アイと常に一緒にいるようになってから、さらに一ヶ月の時が流れた。
7月、始まりかけた蝉の合唱が、教室の窓の外でゆらめく陽炎をつくりだしているみたいに、ぐわんぐわんとうるさいくらいに響いていた。
「ねえ、話があるんだけど」
キツイ目をした美雪と蘭が、私の席の前に立ちはだかる。昼休みに、お弁当を食べようとしている時だった。

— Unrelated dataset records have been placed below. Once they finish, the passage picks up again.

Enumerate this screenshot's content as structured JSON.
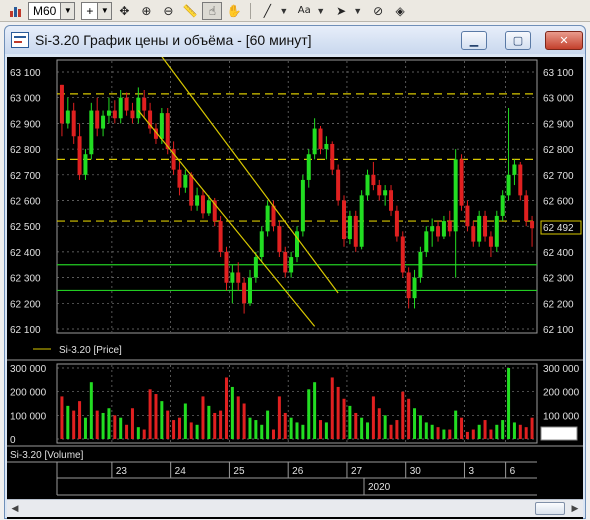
{
  "toolbar": {
    "interval_value": "M60",
    "text_tool_label": "Aa"
  },
  "window": {
    "title": "Si-3.20 График цены и объёма - [60 минут]"
  },
  "price_panel": {
    "y_ticks": [
      "63 100",
      "63 000",
      "62 900",
      "62 800",
      "62 700",
      "62 600",
      "62 500",
      "62 400",
      "62 300",
      "62 200",
      "62 100"
    ],
    "current_price_label": "62 492",
    "legend": "Si-3.20 [Price]",
    "ylim": [
      62100,
      63100
    ],
    "colors": {
      "up": "#22dd22",
      "down": "#e02020",
      "level": "#d8c800",
      "support": "#22cc22",
      "grid": "#7a7a7a"
    }
  },
  "volume_panel": {
    "y_ticks": [
      "300 000",
      "200 000",
      "100 000",
      "0"
    ],
    "legend": "Si-3.20 [Volume]",
    "ylim": [
      0,
      300000
    ]
  },
  "date_axis": {
    "labels": [
      "23",
      "24",
      "25",
      "26",
      "27",
      "30",
      "3",
      "6"
    ],
    "year": "2020"
  },
  "chart_data": {
    "type": "candlestick",
    "ylim": [
      62100,
      63100
    ],
    "horizontal_levels_dashed": [
      63015,
      62760,
      62520
    ],
    "horizontal_levels_solid": [
      62350,
      62250
    ],
    "trend_channel": [
      {
        "from": {
          "bar": 17,
          "price": 63160
        },
        "to": {
          "bar": 47,
          "price": 62240
        }
      },
      {
        "from": {
          "bar": 13,
          "price": 62950
        },
        "to": {
          "bar": 43,
          "price": 62110
        }
      }
    ],
    "candles": [
      [
        63050,
        63050,
        62850,
        62900
      ],
      [
        62900,
        63000,
        62880,
        62950
      ],
      [
        62950,
        62980,
        62820,
        62850
      ],
      [
        62850,
        62900,
        62680,
        62700
      ],
      [
        62700,
        62800,
        62680,
        62780
      ],
      [
        62780,
        62980,
        62760,
        62950
      ],
      [
        62950,
        63000,
        62850,
        62880
      ],
      [
        62880,
        62950,
        62850,
        62930
      ],
      [
        62930,
        63000,
        62900,
        62950
      ],
      [
        62950,
        62990,
        62900,
        62920
      ],
      [
        62920,
        63030,
        62900,
        63000
      ],
      [
        63000,
        63020,
        62930,
        62950
      ],
      [
        62950,
        62980,
        62900,
        62920
      ],
      [
        62920,
        63040,
        62900,
        63000
      ],
      [
        63000,
        63030,
        62920,
        62950
      ],
      [
        62950,
        62980,
        62860,
        62880
      ],
      [
        62880,
        62900,
        62820,
        62840
      ],
      [
        62840,
        62960,
        62820,
        62940
      ],
      [
        62940,
        62960,
        62780,
        62800
      ],
      [
        62800,
        62830,
        62700,
        62720
      ],
      [
        62720,
        62750,
        62620,
        62650
      ],
      [
        62650,
        62720,
        62630,
        62700
      ],
      [
        62700,
        62710,
        62560,
        62580
      ],
      [
        62580,
        62650,
        62560,
        62620
      ],
      [
        62620,
        62640,
        62530,
        62550
      ],
      [
        62550,
        62620,
        62540,
        62600
      ],
      [
        62600,
        62610,
        62500,
        62520
      ],
      [
        62520,
        62540,
        62380,
        62400
      ],
      [
        62400,
        62420,
        62250,
        62280
      ],
      [
        62280,
        62350,
        62200,
        62320
      ],
      [
        62320,
        62360,
        62250,
        62280
      ],
      [
        62280,
        62300,
        62160,
        62200
      ],
      [
        62200,
        62330,
        62190,
        62300
      ],
      [
        62300,
        62400,
        62280,
        62380
      ],
      [
        62380,
        62500,
        62360,
        62480
      ],
      [
        62480,
        62600,
        62460,
        62580
      ],
      [
        62580,
        62600,
        62480,
        62500
      ],
      [
        62500,
        62520,
        62380,
        62400
      ],
      [
        62400,
        62420,
        62300,
        62320
      ],
      [
        62320,
        62400,
        62300,
        62380
      ],
      [
        62380,
        62500,
        62360,
        62480
      ],
      [
        62480,
        62700,
        62460,
        62680
      ],
      [
        62680,
        62800,
        62650,
        62780
      ],
      [
        62780,
        62920,
        62760,
        62880
      ],
      [
        62880,
        62890,
        62780,
        62800
      ],
      [
        62800,
        62850,
        62760,
        62820
      ],
      [
        62820,
        62830,
        62700,
        62720
      ],
      [
        62720,
        62740,
        62580,
        62600
      ],
      [
        62600,
        62620,
        62420,
        62450
      ],
      [
        62450,
        62560,
        62430,
        62540
      ],
      [
        62540,
        62560,
        62400,
        62420
      ],
      [
        62420,
        62640,
        62410,
        62620
      ],
      [
        62620,
        62720,
        62600,
        62700
      ],
      [
        62700,
        62750,
        62640,
        62660
      ],
      [
        62660,
        62680,
        62600,
        62620
      ],
      [
        62620,
        62660,
        62580,
        62640
      ],
      [
        62640,
        62660,
        62540,
        62560
      ],
      [
        62560,
        62580,
        62440,
        62460
      ],
      [
        62460,
        62480,
        62300,
        62320
      ],
      [
        62320,
        62340,
        62180,
        62220
      ],
      [
        62220,
        62330,
        62180,
        62300
      ],
      [
        62300,
        62420,
        62280,
        62400
      ],
      [
        62400,
        62500,
        62380,
        62480
      ],
      [
        62480,
        62530,
        62420,
        62500
      ],
      [
        62500,
        62520,
        62440,
        62460
      ],
      [
        62460,
        62540,
        62450,
        62520
      ],
      [
        62520,
        62560,
        62460,
        62480
      ],
      [
        62480,
        62800,
        62300,
        62760
      ],
      [
        62760,
        62780,
        62560,
        62580
      ],
      [
        62580,
        62600,
        62480,
        62500
      ],
      [
        62500,
        62520,
        62420,
        62440
      ],
      [
        62440,
        62560,
        62420,
        62540
      ],
      [
        62540,
        62560,
        62440,
        62460
      ],
      [
        62460,
        62480,
        62380,
        62420
      ],
      [
        62420,
        62560,
        62400,
        62540
      ],
      [
        62540,
        62640,
        62520,
        62620
      ],
      [
        62620,
        62960,
        62600,
        62700
      ],
      [
        62700,
        62760,
        62660,
        62740
      ],
      [
        62740,
        62750,
        62600,
        62620
      ],
      [
        62620,
        62640,
        62500,
        62520
      ],
      [
        62520,
        62540,
        62420,
        62492
      ]
    ],
    "volumes": [
      180000,
      140000,
      120000,
      160000,
      90000,
      240000,
      120000,
      110000,
      130000,
      100000,
      90000,
      60000,
      130000,
      50000,
      40000,
      210000,
      190000,
      160000,
      120000,
      80000,
      90000,
      150000,
      70000,
      60000,
      180000,
      140000,
      110000,
      120000,
      260000,
      220000,
      180000,
      150000,
      90000,
      80000,
      60000,
      120000,
      40000,
      180000,
      110000,
      90000,
      70000,
      60000,
      210000,
      240000,
      80000,
      70000,
      260000,
      220000,
      170000,
      140000,
      110000,
      90000,
      70000,
      180000,
      130000,
      100000,
      60000,
      80000,
      200000,
      170000,
      130000,
      100000,
      70000,
      60000,
      50000,
      40000,
      40000,
      120000,
      90000,
      30000,
      40000,
      60000,
      80000,
      40000,
      60000,
      80000,
      300000,
      70000,
      60000,
      50000,
      90000
    ]
  }
}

この日、アイは家の用事で学校を休んでいて、私は教室で一人、なりを潜めていた。
プールで私の足を引っ張った美雪は生徒指導を受け、一時停学処分を受けた。でも、その停学期間も一週間前に終わり、私は再び美雪の監視下にいる。
「なに?」
美雪や蘭とはできる限り会話をしたくない。そんな気持ちが声に滲み出て、暗い影が落ちる。
「あんたさあ、私がプールで足引っ張ったこと、先生にチクったでしょ?」
「まじで最低! なんで自分が足攣ったのを美雪のせいにするの?」
バン、と美雪が私の机に手をついて、衝撃でお弁当が床に落下した。運悪く、反対向きで。お弁当の中の具材が、べちゃりと飛び散った。
何が起こったんだと、教室に残っていた人たちがこちらを振り返る。ああ、またやってるよ。あいつらか、とげんなりしたような表情がたくさん浮かんでいる。私はそんな彼らの顔さえ、見えないふりをした。
「……っ」
悔しくて、私は強く唇を噛み締める。
美雪たちに言い返せない自分に腹が立って、情けなくって、反吐が出そうだ。
こんな時、アイがそばにいてくれたら立ち向かう勇気が出たのかもしれない。けれど今日の私は一人だ。一人の私は、あまりにも脆く、弱い。
私は、口の中に広がる血の味を感じながら、床に転がったお弁当箱を拾って、素手でおかずを拾い始めた。